Georgia State University, USA
Hilal Arnouk has received his education and Postdoctoral training at Roswell Park Cancer Institute, State University of New York at Buffalo, Medical College of Georgia and University of Alabama at Birmingham and currently serving as a Faculty at Georgia State University. His major areas of expertise include cancer biology, tumor immunotherapy and biomarker discovery.

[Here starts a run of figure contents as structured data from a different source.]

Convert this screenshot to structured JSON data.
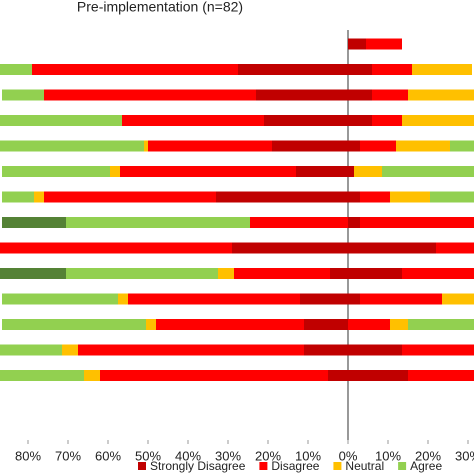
{
  "chart_data": [
    {
      "type": "diverging-bar-left",
      "title": "Pre-implementation (n=82)",
      "categories": [
        null,
        null,
        null,
        null,
        null,
        null,
        null,
        null,
        null,
        null,
        null,
        null,
        null,
        null
      ],
      "xlim": [
        0,
        87
      ],
      "xticks": [
        {
          "value": 10,
          "label": "10%"
        },
        {
          "value": 20,
          "label": "20%"
        },
        {
          "value": 30,
          "label": "30%"
        },
        {
          "value": 40,
          "label": "40%"
        },
        {
          "value": 50,
          "label": "50%"
        },
        {
          "value": 60,
          "label": "60%"
        },
        {
          "value": 70,
          "label": "70%"
        },
        {
          "value": 80,
          "label": "80%"
        }
      ],
      "legend": "bottom",
      "series": [
        {
          "name": "Strongly Disagree",
          "color": "#c00000",
          "values": [
            null,
            27.5,
            23,
            21,
            19,
            13,
            33,
            0,
            29,
            4.5,
            12,
            11,
            11,
            5
          ]
        },
        {
          "name": "Disagree",
          "color": "#ff0000",
          "values": [
            null,
            51.5,
            53,
            35.5,
            31,
            44,
            43,
            24.5,
            58,
            24,
            43,
            37,
            56.5,
            57
          ]
        },
        {
          "name": "Neutral",
          "color": "#ffc000",
          "values": [
            null,
            0,
            0,
            0,
            1,
            2.5,
            2.5,
            0,
            0,
            4,
            2.5,
            2.5,
            4,
            4
          ]
        },
        {
          "name": "Agree",
          "color": "#92d050",
          "values": [
            null,
            8,
            10.5,
            31,
            36,
            27,
            8,
            46,
            0,
            38,
            29,
            36,
            15.5,
            21
          ]
        },
        {
          "color": "#548235",
          "values": [
            null,
            0,
            0,
            0,
            0,
            0,
            0,
            16,
            0,
            17,
            0,
            0,
            0,
            0.5
          ]
        }
      ]
    },
    {
      "type": "diverging-bar-right",
      "xlim": [
        0,
        31.5
      ],
      "xticks": [
        {
          "value": 0,
          "label": "0%"
        },
        {
          "value": 10,
          "label": "10%"
        },
        {
          "value": 20,
          "label": "20%"
        },
        {
          "value": 30,
          "label": "30%"
        }
      ],
      "series": [
        {
          "color": "#c00000",
          "values": [
            4.5,
            6,
            6,
            6,
            3,
            1.5,
            3,
            3,
            22,
            13.5,
            3,
            0,
            13.5,
            15
          ]
        },
        {
          "color": "#ff0000",
          "values": [
            9,
            10,
            9,
            7.5,
            9,
            0,
            7.5,
            28.5,
            9.5,
            18,
            20.5,
            10.5,
            18,
            16.5
          ]
        },
        {
          "color": "#ffc000",
          "values": [
            0,
            15,
            16.5,
            18,
            13.5,
            7,
            10,
            0,
            0,
            0,
            11,
            4.5,
            0,
            0
          ]
        },
        {
          "color": "#92d050",
          "values": [
            0,
            0,
            0,
            0,
            6,
            23,
            11,
            0,
            0,
            0,
            0,
            16.5,
            0,
            0
          ]
        }
      ]
    }
  ]
}
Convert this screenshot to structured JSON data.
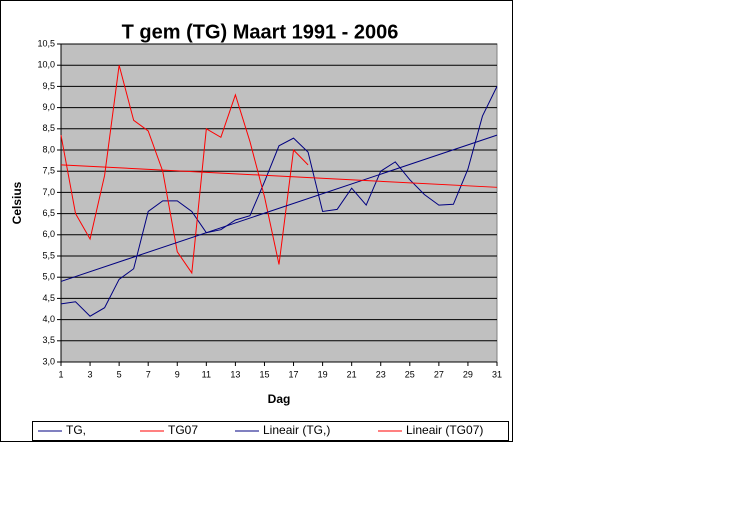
{
  "chart_data": {
    "type": "line",
    "title": "T gem (TG) Maart 1991 - 2006",
    "x_label": "Dag",
    "y_label": "Celsius",
    "x": [
      1,
      2,
      3,
      4,
      5,
      6,
      7,
      8,
      9,
      10,
      11,
      12,
      13,
      14,
      15,
      16,
      17,
      18,
      19,
      20,
      21,
      22,
      23,
      24,
      25,
      26,
      27,
      28,
      29,
      30,
      31
    ],
    "xlim": [
      1,
      31
    ],
    "xticks": [
      1,
      3,
      5,
      7,
      9,
      11,
      13,
      15,
      17,
      19,
      21,
      23,
      25,
      27,
      29,
      31
    ],
    "ylim": [
      3,
      10.5
    ],
    "yticks": [
      {
        "value": 3,
        "label": "3,0"
      },
      {
        "value": 3.5,
        "label": "3,5"
      },
      {
        "value": 4,
        "label": "4,0"
      },
      {
        "value": 4.5,
        "label": "4,5"
      },
      {
        "value": 5,
        "label": "5,0"
      },
      {
        "value": 5.5,
        "label": "5,5"
      },
      {
        "value": 6,
        "label": "6,0"
      },
      {
        "value": 6.5,
        "label": "6,5"
      },
      {
        "value": 7,
        "label": "7,0"
      },
      {
        "value": 7.5,
        "label": "7,5"
      },
      {
        "value": 8,
        "label": "8,0"
      },
      {
        "value": 8.5,
        "label": "8,5"
      },
      {
        "value": 9,
        "label": "9,0"
      },
      {
        "value": 9.5,
        "label": "9,5"
      },
      {
        "value": 10,
        "label": "10,0"
      },
      {
        "value": 10.5,
        "label": "10,5"
      }
    ],
    "grid": true,
    "series": [
      {
        "name": "TG,",
        "color": "#000080",
        "values": [
          4.37,
          4.42,
          4.08,
          4.28,
          4.95,
          5.2,
          6.55,
          6.8,
          6.8,
          6.55,
          6.05,
          6.12,
          6.35,
          6.45,
          7.25,
          8.1,
          8.28,
          7.95,
          6.55,
          6.6,
          7.1,
          6.7,
          7.5,
          7.72,
          7.3,
          6.95,
          6.7,
          6.72,
          7.55,
          8.8,
          9.5
        ]
      },
      {
        "name": "TG07",
        "color": "#ff0000",
        "values": [
          8.35,
          6.5,
          5.9,
          7.4,
          10.0,
          8.7,
          8.45,
          7.5,
          5.6,
          5.1,
          8.5,
          8.3,
          9.3,
          8.2,
          6.9,
          5.3,
          8.0,
          7.65,
          null,
          null,
          null,
          null,
          null,
          null,
          null,
          null,
          null,
          null,
          null,
          null,
          null
        ]
      },
      {
        "name": "Lineair (TG,)",
        "color": "#000080",
        "x": [
          1,
          31
        ],
        "values": [
          4.9,
          8.35
        ]
      },
      {
        "name": "Lineair (TG07)",
        "color": "#ff0000",
        "x": [
          1,
          31
        ],
        "values": [
          7.65,
          7.12
        ]
      }
    ]
  }
}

Cancer is a leading cause of morbidity and mortality in developed countries including the United States. Early detection of various cancers, before they spread and become incurable, has been the best weapon in the war on cancer that began with the signing of the National Cancer Act in 1971. Circulating factors produced by tumors and their surrounding microenvironment constitute valuable biomarkers that aid in diagnosis of initial tumors, screening the population, monitoring of tumor progression, metastases, response to treatment and relapse (e.g., the prostate specific antigen, PSA, is routinely used for screening and diagnosis of prostate cancer). Moreover, some biomarkers can stratify patients into sub groups that differ in their prognosis and response to different treatment options, which allows designing individual treatment plans (i.e., personalized medicine). For instance, the human epidermal growth factor receptor 2 (Her2-neu) is overexpressed in about 20% of breast cancer patients and can be targeted by a monoclonal antibody called Trastuzumab (Herceptin) in these patients, which enhances the overall survival when combined with chemotherapy. Recent advances in genomics and proteomics allow the de novo identification of tumor related biomarkers through differential expression analyses of the different stages of cancer progression. In recent study to identify molecular markers correlated with cervical cancer progression, we compared normal cervical epithelium and patient matched high grade squamous intraepithelial lesions (HSIL) with cervical carcinoma tissue from the same patient population (n=10 per group). Specimens were analyzed by a combined laser capture micro dissection and 2-D differential gel electrophoresis (DIGE) approach. Significant expression changes were detected resulting in identification of 23 unique proteins at the molecular level.